1.6 KiB
Architecture
Flux releaser is structured to support how flux2 recommends structuring a flux project. This means that we will end up with a structure like so
clusters/<cluster_names>/kustomizations
<cluster_names>/kubernetes manifests
Flux releaser goes a small step further in how it opinionates its folders
First of all each entry in flux-releaser is required to have a unique app and namespace, this is important for guaranteeing unique ness, otherwise flux-releaser can replace services it didn't intend to.
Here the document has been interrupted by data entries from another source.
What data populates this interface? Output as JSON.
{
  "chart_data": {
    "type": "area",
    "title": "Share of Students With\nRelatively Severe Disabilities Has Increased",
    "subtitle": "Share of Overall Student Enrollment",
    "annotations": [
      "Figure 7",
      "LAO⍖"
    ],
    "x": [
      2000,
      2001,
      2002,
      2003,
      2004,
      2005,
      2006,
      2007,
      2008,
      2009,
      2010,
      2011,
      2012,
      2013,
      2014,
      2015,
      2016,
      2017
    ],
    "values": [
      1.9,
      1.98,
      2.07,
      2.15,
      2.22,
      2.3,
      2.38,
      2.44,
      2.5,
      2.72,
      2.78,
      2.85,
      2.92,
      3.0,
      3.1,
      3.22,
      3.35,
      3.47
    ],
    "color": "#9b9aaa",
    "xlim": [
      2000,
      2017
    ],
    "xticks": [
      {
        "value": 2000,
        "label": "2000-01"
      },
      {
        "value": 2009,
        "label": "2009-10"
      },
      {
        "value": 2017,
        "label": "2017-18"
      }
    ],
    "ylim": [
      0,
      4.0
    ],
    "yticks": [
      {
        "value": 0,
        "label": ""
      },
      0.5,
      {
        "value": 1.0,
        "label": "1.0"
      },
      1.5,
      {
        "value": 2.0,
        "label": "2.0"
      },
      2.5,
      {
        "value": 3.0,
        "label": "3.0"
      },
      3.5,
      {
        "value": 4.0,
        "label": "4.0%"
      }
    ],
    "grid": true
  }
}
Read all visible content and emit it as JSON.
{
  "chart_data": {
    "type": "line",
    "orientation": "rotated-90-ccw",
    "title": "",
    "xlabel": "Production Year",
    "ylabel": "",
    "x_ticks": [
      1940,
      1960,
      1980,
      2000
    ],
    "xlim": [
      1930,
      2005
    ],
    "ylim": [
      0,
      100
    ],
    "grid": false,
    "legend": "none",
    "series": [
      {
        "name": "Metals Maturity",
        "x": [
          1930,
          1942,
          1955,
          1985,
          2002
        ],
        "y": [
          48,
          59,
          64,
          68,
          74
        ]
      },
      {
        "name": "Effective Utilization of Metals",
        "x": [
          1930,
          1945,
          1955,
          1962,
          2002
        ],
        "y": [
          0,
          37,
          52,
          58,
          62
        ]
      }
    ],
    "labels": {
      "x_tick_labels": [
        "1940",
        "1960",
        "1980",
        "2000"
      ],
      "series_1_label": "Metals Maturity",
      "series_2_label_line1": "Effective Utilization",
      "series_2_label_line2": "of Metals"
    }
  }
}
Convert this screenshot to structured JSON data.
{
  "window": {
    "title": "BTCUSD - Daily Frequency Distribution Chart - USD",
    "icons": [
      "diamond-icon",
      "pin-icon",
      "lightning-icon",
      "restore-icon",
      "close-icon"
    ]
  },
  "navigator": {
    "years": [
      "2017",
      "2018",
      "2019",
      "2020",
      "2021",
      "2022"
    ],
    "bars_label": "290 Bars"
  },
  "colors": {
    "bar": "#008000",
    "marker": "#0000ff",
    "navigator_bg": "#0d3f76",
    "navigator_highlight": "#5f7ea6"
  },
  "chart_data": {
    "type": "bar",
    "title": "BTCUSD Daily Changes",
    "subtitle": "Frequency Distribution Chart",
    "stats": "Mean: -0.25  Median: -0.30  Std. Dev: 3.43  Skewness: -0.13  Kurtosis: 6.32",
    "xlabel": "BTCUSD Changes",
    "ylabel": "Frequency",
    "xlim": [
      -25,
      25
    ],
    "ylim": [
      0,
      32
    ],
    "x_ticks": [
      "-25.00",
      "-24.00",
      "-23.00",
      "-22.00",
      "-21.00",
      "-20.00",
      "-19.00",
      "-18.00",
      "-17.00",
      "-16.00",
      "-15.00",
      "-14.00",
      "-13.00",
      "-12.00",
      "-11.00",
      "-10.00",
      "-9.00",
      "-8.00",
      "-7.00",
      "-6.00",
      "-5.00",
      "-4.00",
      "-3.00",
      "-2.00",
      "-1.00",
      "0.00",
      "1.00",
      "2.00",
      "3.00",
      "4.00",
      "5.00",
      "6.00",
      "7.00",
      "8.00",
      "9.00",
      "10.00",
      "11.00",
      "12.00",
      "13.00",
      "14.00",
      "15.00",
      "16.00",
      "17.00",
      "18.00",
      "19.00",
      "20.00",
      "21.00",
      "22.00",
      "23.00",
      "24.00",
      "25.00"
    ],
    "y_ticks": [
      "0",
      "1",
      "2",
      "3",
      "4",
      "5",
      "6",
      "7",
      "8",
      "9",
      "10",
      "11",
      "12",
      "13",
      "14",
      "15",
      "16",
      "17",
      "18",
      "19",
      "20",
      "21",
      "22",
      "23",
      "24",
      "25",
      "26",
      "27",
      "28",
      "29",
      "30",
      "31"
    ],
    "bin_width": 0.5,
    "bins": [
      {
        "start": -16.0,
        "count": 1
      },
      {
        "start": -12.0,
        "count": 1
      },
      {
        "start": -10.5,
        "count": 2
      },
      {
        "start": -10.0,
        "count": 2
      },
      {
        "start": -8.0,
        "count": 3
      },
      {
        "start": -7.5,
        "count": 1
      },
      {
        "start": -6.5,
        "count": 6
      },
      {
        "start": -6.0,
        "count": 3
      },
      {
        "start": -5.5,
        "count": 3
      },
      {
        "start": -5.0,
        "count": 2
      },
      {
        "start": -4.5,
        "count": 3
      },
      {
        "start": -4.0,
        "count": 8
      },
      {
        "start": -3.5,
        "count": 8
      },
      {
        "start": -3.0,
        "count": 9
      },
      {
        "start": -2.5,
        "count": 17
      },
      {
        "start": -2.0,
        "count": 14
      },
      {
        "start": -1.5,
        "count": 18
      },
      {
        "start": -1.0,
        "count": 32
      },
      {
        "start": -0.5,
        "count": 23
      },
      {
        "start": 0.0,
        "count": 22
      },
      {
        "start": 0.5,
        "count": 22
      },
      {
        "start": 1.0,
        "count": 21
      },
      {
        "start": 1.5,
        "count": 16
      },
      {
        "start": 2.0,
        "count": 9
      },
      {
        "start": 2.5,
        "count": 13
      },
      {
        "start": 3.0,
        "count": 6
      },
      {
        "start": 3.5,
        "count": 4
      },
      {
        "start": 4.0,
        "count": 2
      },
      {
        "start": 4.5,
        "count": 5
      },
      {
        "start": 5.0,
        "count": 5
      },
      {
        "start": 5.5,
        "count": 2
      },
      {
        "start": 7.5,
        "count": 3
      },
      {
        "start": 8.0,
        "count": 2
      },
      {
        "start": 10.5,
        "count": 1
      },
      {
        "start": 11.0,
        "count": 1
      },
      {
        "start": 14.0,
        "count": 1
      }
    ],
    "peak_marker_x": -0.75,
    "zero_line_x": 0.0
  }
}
Flux releaser currently makes no guarantee that a namespace and app name is not taken over by another party, this is up to you to control access to the flux gitops repository
As such this means that flux-releaser will place folders in
clusters/<cluster_names>/<namespaces>/<apps>/kustomizations
<cluster_names>/<namespaces>/<apps>/kubernetes manifests
This means that each app can have one or more clusters
, namespaces
but only one app
, but only one namespace
pr cluster
.
The way flux-releaser stages its commits, is that the producer (usually CI) prepares a setup folder. This mirrors the structure above
<tmp_dir>/
clusters/
<cluster_names>/
<namespace>/
<kubernetes_manifests>
This will then all be bundled up in a tar ball and staged under a specific artifact id, along with some metadata about the release, (when it happened, whom the committer was, which branch it originated from, which service it belongs to etc).
When a flux release is processed it will be triggered via. a branch, the app name, the bundled artifact will then be applied on top of the gitops registry and finally released.